Menjelang perayaan Hari Raya Tri Suci Waisak, suasana khidmat mulai terasa di berbagai penjuru Nusantara. Tak hanya dihiasi lantunan doa dan taburan bunga di candi-candi, ada satu tradisi yang selalu ditunggu umat Buddha dan masyarakat umum: Tradisi Pindapata.
Sebuah ritual penuh makna di mana para bhikkhu berjalan kaki keliling kampung, menerima sedekah makanan dari warga sebagai simbol kebersamaan, kerendahan hati, dan saling berbagi.
Tradisi sederhana nan sakral ini bukan sekadar ritual turun-temurun, tapi juga bentuk nyata ajaran tentang memberi, menghormati, dan menebar kebaikan tanpa memandang latar belakang. Di balik mangkuk sedekah yang dibawa para bhikkhu, tersimpan filosofi mendalam tentang keseimbangan hidup dan welas asih.
SCROLL TO CONTINUE WITH CONTENT
Mengenal Tradisi Pindapata
Pindapata merupakan sebuah tradisi yang dilakukan untuk menyambut Hari Raya Tri Suci Waisak yang telah dilakukan sejak masa kehidupan Sidharta Gautama atau Sang Buddha hingga saat ini.
Dalam bahasa Pali, "Pinda" memiliki arti makanan, sedangkan "Pata" artinya mangkuk makanan.
Dalam tradisi ini, para Bhikku akan berjalan kaki dan berkeliling sesuai dengan rute yang telah ditentukan sembari membawa mangkuk makanan yang juga dikenal sebagai "patta" untuk mengumpulkan sumbangan berupa makanan atau dana dari masyarakat.
Prosesi Pindapatta
Mengulas jurnal yang berjudul "Makna Spiritual Tradisi Pindapata Sebagai Wujud Sanghadana dalam Masyarakat Agama Buddha di Kota Magelang", prosesi Pindapatta diawali dengan agenda sembahyang di klenteng terlebih dahulu.
Setelah itu, para Bikkhu Sangha akan mempersiapkan diri dan melafalkan paritta, sutta, dan gatha agar selama melaksanakan tradisi Pindapata dijauhkan dari rintangan dan malapetaka.
Setelah itu, para Bhikku akan mulai berjalan dengan membawa mangkuknya masing-masing.
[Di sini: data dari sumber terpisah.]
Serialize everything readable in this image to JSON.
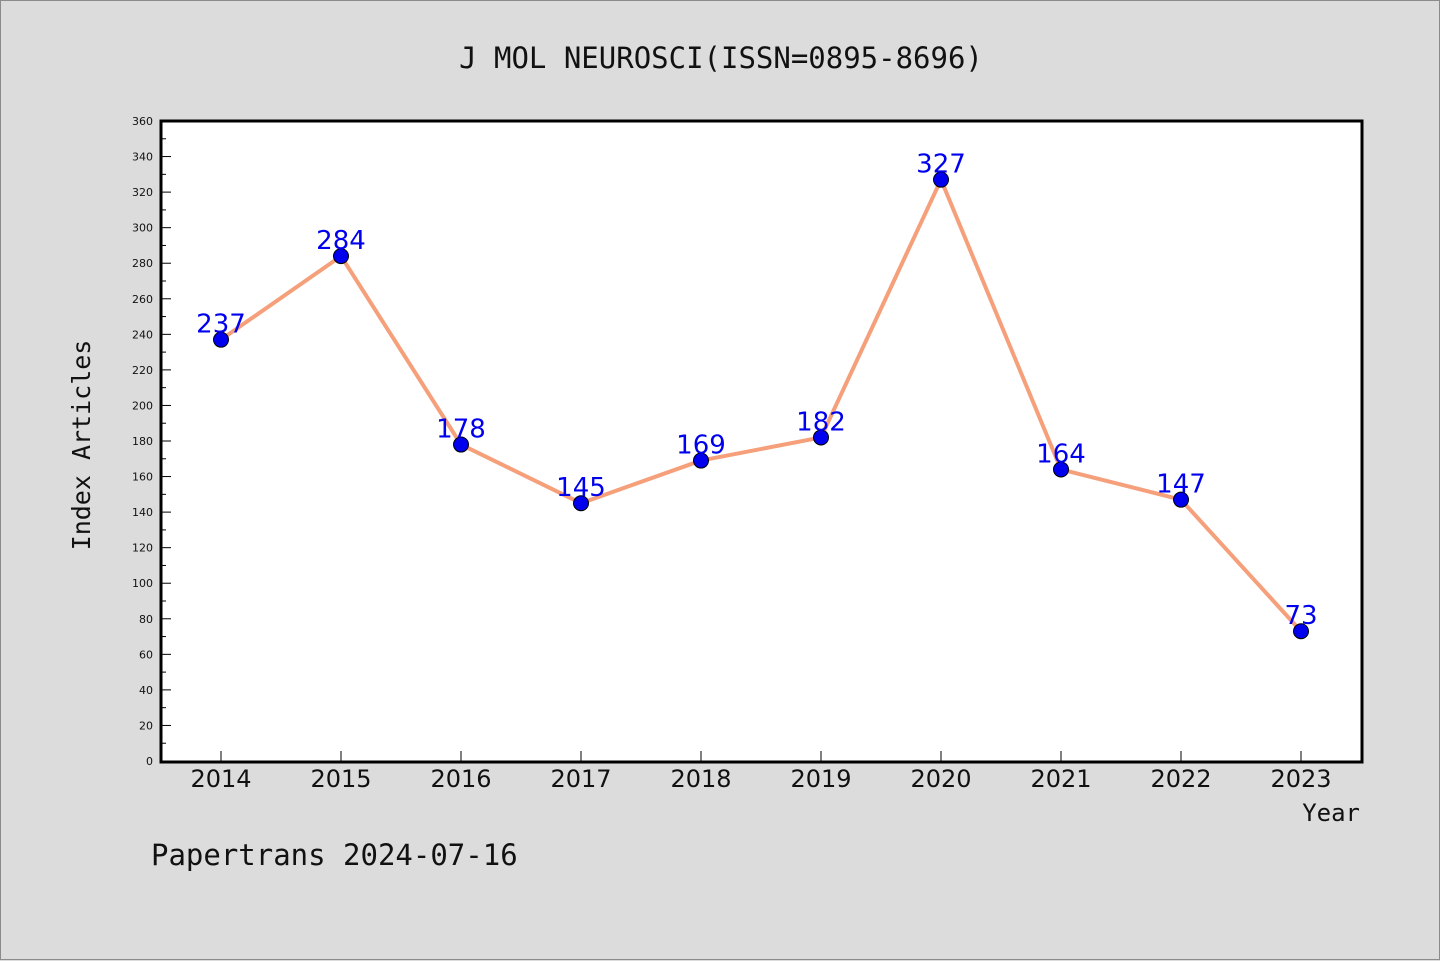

Bikkhu dengan masa vasa (masa penahbisan) paling lama akan berjalan di barisan paling depan, kemudian diikuti dengan Bhikku lain dengan masa vasa lebih muda.
Makna Tradisi Pindapatta
Tradisi Pindapatta bukan sekadar aktivitas seremonial, tetapi juga bagian dari praktik spiritual.
Tradisi Pindapatta merupakan wujud sanghadana atau ungkapan hormat dari murid kepada sang guru yang dalam hal ini adalah Bhikku.
Tradisi ini sekaligus sebagai refleksi cara membalas budi atau katannukatavedi, yakni seseorang yang menyadari pertolongan yang telah diberikan dan berterima kasih dengan cara membalas budi.
Tradisi pindapata yang dilaksanakan oleh umat Buddha merupakan bentuk dukungan dan cara berterima kasih melalui pemberian materi berupa obat-obatan, makanan, atau dana kepada Bhikkhu Sangha.